Людмила Таболина. Интервью. Журнал «Кто есть кто»

Наш разговор начался с детских воспоминаний

– Родилась я 2 июня 1941 года, а 22-го июня началась война. Отец ушел на фронт, дедушка, в чьем деревенском доме мы стали жить, был репрессирован в 37-м, мы с ним не встретились в этой жизни. Бабушка работала санитаркой в больнице, мама –учительницей в школе. А я с малых лет оставалась в доме одна. Зимой в сильные морозы ко мне подселяли козлят, у меня была трудная задача – охранять от них цветы. Еще помню, как в соседней деревне бомбили небольшой военный аэродром. С тех пор я стала бояться звука самолетов, как загудят –я на печку, за трубу, чтобы самолет меня в окно не увидел.

– А когда война закончилась, помните?

– Помню только, что отец вернулся с фронта в 1946 – м и мы переехали в город Вышний Волочек. И в школу я пошла уже городскую.
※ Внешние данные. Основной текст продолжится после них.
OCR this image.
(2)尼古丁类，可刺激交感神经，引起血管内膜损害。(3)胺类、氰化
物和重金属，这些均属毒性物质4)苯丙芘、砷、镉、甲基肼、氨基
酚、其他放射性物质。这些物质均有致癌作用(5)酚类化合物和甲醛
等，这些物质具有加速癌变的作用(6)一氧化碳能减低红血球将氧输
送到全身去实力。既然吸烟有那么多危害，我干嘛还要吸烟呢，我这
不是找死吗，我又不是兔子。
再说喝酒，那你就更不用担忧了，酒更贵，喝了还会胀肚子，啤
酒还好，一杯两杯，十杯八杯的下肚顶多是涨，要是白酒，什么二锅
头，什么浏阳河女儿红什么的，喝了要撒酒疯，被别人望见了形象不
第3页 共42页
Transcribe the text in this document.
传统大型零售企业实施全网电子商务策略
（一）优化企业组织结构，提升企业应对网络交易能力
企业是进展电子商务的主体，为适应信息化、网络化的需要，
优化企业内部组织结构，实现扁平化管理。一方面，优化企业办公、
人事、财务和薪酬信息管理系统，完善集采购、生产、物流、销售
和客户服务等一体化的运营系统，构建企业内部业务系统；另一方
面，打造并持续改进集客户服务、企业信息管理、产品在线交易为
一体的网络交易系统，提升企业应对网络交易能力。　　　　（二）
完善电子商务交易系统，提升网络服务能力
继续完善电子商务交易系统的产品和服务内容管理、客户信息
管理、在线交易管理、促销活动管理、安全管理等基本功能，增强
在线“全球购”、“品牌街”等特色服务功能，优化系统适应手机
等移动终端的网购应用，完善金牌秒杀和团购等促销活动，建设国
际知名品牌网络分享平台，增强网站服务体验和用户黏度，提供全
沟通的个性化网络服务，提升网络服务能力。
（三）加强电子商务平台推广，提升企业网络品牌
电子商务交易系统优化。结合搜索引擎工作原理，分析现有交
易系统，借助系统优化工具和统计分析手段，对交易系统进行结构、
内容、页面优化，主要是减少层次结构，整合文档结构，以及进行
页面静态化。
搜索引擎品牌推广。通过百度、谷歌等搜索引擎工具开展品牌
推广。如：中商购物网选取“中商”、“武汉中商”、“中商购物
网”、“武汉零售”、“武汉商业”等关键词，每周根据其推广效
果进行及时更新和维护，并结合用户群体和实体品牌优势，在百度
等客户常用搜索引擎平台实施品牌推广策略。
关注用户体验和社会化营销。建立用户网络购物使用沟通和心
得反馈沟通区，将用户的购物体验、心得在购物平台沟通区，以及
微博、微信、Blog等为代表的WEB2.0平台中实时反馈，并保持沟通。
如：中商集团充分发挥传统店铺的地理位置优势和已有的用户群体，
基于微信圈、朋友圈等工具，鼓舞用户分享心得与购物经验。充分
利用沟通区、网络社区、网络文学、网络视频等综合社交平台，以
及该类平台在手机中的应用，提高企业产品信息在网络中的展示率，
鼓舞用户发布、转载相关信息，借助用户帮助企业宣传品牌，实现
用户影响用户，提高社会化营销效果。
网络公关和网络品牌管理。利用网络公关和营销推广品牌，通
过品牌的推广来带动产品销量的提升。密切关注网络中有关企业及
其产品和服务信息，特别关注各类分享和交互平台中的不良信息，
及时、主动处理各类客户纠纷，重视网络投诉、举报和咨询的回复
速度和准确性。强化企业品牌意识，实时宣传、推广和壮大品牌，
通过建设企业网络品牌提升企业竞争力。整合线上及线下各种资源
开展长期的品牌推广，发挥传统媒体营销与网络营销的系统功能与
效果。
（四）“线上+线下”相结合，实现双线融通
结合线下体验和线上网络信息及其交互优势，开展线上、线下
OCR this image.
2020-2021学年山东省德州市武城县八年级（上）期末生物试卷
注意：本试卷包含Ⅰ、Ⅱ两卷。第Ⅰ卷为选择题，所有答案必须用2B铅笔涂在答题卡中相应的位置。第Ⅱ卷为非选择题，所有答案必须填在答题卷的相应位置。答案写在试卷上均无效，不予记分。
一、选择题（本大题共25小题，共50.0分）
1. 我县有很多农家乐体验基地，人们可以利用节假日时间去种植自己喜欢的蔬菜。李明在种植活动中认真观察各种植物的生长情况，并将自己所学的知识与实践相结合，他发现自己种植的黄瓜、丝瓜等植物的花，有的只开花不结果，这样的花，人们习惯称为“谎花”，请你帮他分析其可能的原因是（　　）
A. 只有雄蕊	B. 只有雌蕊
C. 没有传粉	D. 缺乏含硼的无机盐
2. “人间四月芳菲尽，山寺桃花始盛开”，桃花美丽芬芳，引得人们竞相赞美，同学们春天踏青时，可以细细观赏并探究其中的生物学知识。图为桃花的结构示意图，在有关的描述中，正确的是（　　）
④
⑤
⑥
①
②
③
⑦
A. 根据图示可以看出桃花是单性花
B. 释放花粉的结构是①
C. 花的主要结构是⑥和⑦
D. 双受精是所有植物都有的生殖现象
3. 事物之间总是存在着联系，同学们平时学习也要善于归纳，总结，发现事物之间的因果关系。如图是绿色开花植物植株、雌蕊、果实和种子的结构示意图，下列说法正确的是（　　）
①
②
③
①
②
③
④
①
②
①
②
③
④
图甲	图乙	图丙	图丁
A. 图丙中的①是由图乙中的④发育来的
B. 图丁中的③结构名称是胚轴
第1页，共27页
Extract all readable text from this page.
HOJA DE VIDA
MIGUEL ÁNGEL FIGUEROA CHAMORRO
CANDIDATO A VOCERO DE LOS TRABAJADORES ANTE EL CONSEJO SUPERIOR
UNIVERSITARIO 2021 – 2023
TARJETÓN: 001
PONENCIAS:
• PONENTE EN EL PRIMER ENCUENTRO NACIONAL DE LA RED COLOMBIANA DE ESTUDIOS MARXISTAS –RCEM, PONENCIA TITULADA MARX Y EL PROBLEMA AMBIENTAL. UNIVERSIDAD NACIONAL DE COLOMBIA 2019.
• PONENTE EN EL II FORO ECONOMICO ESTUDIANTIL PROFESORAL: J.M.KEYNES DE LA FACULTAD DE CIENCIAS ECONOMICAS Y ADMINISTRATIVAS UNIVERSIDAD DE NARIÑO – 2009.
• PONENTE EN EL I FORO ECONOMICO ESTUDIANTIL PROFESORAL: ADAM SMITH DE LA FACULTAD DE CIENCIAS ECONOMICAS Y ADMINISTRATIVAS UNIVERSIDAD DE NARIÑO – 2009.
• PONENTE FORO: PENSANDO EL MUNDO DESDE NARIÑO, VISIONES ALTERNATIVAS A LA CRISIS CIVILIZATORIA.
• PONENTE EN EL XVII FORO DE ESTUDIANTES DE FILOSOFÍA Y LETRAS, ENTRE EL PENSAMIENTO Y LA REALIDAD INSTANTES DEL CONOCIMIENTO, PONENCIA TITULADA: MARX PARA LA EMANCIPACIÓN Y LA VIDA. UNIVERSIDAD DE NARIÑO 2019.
– Тогда Вы и увлеклись фотографией?

– Нет, фотографией я не увлеклась. Помню, в 12-13 лет мне подарили фотоаппарат «Фотокор» моего двоюродного деда, погибшего на войне. Но никто не показал, как с ним обращаться. Ящик ящиком, не открывается, пошла с ним на улицу. В конце концов я потянула крючок и вынула кассету. В кассете оказалась пластинка, заряженная еще дедом. Положила я ее на траву и наблюдала, как на ней рисуется тень от травы. Впечатление незабываемое! Убрала я этот ящичек и больше к нему не прикасалась.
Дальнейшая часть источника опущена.